Remembering El Faro: counting lives instead of counting money

Five years ago this past Tuesday evening (September 29, 2015) the cargo ship El Faro departed JAXPORT on a routine round-trip voyage to San Juan, Puerto Rico.
Meanwhile, just north of the Bahamas,  Tropical Storm Joaquin was brewing.
Joaquin intensified to a Category 4 hurricane and in the early morning hours of  October 1, 2015, El Faro and Joaquin met on the 40 foot high seas. All 33 crew members aboard were lost (28 Americans and 5 Poles), making it the worst U.S. maritime disaster in decades. 

In 2016, the Jacksonville City Council voted to rename Dames Point Park, under the Dames Point Bridge,  the “El Faro Memorial at Dames Point Park.” A statue was erected to memorialize the ship’s deceased crew members.  El Faro means, the lighthouse, and that’s what the statue was crafted to resemble. The location was selected due to its position near the mouth of the St. Johns River,  Jacksonville was home to many of the El Faro crew and where their memorial now stands may have been the last they saw of home..

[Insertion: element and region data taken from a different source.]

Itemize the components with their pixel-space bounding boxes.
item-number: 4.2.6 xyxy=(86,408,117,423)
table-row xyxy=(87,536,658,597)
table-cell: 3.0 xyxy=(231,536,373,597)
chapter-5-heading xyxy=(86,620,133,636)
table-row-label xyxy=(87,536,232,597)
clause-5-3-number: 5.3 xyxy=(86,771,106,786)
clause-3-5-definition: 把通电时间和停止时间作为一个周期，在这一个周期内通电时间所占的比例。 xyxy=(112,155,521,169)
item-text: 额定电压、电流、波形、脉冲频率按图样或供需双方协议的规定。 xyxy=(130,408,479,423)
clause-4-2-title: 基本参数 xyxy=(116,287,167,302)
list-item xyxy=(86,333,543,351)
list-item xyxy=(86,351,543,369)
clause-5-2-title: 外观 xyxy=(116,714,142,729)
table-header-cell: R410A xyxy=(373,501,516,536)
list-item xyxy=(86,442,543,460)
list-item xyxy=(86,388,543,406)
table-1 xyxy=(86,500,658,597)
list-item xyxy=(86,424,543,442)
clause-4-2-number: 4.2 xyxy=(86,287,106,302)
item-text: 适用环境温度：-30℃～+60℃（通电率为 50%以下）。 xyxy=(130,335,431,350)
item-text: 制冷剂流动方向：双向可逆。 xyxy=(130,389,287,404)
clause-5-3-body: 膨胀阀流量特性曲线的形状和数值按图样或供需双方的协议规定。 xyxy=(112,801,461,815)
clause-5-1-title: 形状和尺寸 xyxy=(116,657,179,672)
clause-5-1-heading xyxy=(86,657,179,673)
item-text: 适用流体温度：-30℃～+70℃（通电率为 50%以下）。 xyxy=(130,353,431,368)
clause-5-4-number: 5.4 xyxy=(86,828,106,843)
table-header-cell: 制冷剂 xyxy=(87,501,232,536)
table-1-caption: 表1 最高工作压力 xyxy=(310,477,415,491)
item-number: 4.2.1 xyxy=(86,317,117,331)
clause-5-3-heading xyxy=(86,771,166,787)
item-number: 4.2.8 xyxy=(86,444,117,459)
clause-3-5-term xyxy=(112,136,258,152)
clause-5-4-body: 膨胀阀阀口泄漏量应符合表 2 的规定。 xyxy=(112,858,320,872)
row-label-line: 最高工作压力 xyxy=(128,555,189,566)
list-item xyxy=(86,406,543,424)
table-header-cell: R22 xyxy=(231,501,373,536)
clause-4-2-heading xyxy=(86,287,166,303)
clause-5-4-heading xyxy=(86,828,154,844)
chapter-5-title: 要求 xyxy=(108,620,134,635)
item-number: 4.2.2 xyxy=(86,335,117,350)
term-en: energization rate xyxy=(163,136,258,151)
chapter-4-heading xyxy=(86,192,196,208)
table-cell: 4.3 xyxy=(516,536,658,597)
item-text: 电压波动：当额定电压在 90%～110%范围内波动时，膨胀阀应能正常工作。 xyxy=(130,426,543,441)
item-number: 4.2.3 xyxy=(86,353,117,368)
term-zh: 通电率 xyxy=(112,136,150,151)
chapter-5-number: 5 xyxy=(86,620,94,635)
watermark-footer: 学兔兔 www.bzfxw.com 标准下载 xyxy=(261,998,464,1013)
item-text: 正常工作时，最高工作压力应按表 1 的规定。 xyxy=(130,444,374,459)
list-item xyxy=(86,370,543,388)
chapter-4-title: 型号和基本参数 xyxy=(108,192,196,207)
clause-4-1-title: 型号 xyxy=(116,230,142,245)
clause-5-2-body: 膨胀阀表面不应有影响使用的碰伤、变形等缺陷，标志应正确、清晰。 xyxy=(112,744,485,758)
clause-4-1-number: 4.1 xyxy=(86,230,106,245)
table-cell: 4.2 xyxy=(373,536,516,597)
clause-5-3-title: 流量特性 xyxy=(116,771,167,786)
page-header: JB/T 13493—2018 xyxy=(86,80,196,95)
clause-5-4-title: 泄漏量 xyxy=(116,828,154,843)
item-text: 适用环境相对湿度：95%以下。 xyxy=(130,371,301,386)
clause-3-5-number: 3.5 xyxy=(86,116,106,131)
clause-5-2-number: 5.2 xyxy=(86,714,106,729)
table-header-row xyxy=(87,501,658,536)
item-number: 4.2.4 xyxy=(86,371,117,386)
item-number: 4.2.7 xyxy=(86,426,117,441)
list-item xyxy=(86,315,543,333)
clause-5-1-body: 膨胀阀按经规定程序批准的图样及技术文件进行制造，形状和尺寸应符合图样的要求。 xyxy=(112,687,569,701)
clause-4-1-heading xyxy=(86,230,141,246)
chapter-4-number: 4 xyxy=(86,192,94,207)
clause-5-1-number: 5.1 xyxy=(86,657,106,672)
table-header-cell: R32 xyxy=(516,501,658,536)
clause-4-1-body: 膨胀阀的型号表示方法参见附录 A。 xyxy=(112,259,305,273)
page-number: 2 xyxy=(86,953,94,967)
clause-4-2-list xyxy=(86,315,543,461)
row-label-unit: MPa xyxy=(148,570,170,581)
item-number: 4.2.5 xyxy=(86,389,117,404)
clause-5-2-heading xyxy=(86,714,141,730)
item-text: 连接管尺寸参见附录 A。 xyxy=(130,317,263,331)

There are other memorials;
A fountain at Evergreen Cemetery.

Another monument in Puerto Rico, the ship’s intended destination.
A plaque placed nearly 3 miles deep, on the deck of the cargo ship.
In August 2016, after recovering El Faro’s voyage data recorder, the remotely operated vehicle called CURV left a plaque commissioned by the families of the crew to honor them. The plaque was placed on top of what was left of the ‘house’, where the top two decks were sheared off. 
 It reads: This plaque was placed on this site August 2016 to honor the crew of  the El Faro who were lost at sea during Hurricane Joaquin October 1, 2015.
Additional memorials are located in Poland, home to 5 crew members, and in Maine, several crew members were graduates of Maine Maritime Academy, and or residents of Maine.

Memorials are nice but what about prevention?

Former crew members of El Faro expressed surprise and shock that the vessel set sail with a major storm in its course. They said the vessel was “a rust bucket” that “[was not] supposed to be on the water.” They also said that El Faro suffered from drainage issues and that leaking was common in the galley (kitchen) compartment. They said that the ship was covered in rust and its decks filled with holes as recently as August
“El Faro had leaks, holes, other structural issues, former crew members say”

In the words of NTSB Chairman Robert Sumwalt “The El Faro didn’t have to sink.”
But Hurricane!
NO!
But money!


All of the things the NTSB board stated the El Faro should have had, cost money; enclosed lifeboats, direct transmission of weather data, changing the practice of grandfathering in of (older) vessels. El Faro was over 40 years old and not held to the same safety standards as more modern vessels, due to being “grandfathered in” , training of personnel …and checking the damn engine oil levels.

All of the above played a part in the loss of 33 crew members. Then there’s the issue of personal protection gear, gear meant to help U.S. Coast Guard and US Navy  Search and Rescue Crews to locate those in danger at sea, gear that was not provided; personal locator beacon ($300) and a free-floating, GPS-enabled EPIRB ($800).

It is heart wrenching to think that for $300 per crew member, and or for the cost of modern lifeboats, 33 people could still be alive today.
Maritime writer Robert Frump wrote, concerning maritime safety, “Changes only occur when there is a meaningful disaster.”
We have had the meaningful disaster. We are still waiting for the bulk of the changes recommended by the NTSB to be implemented.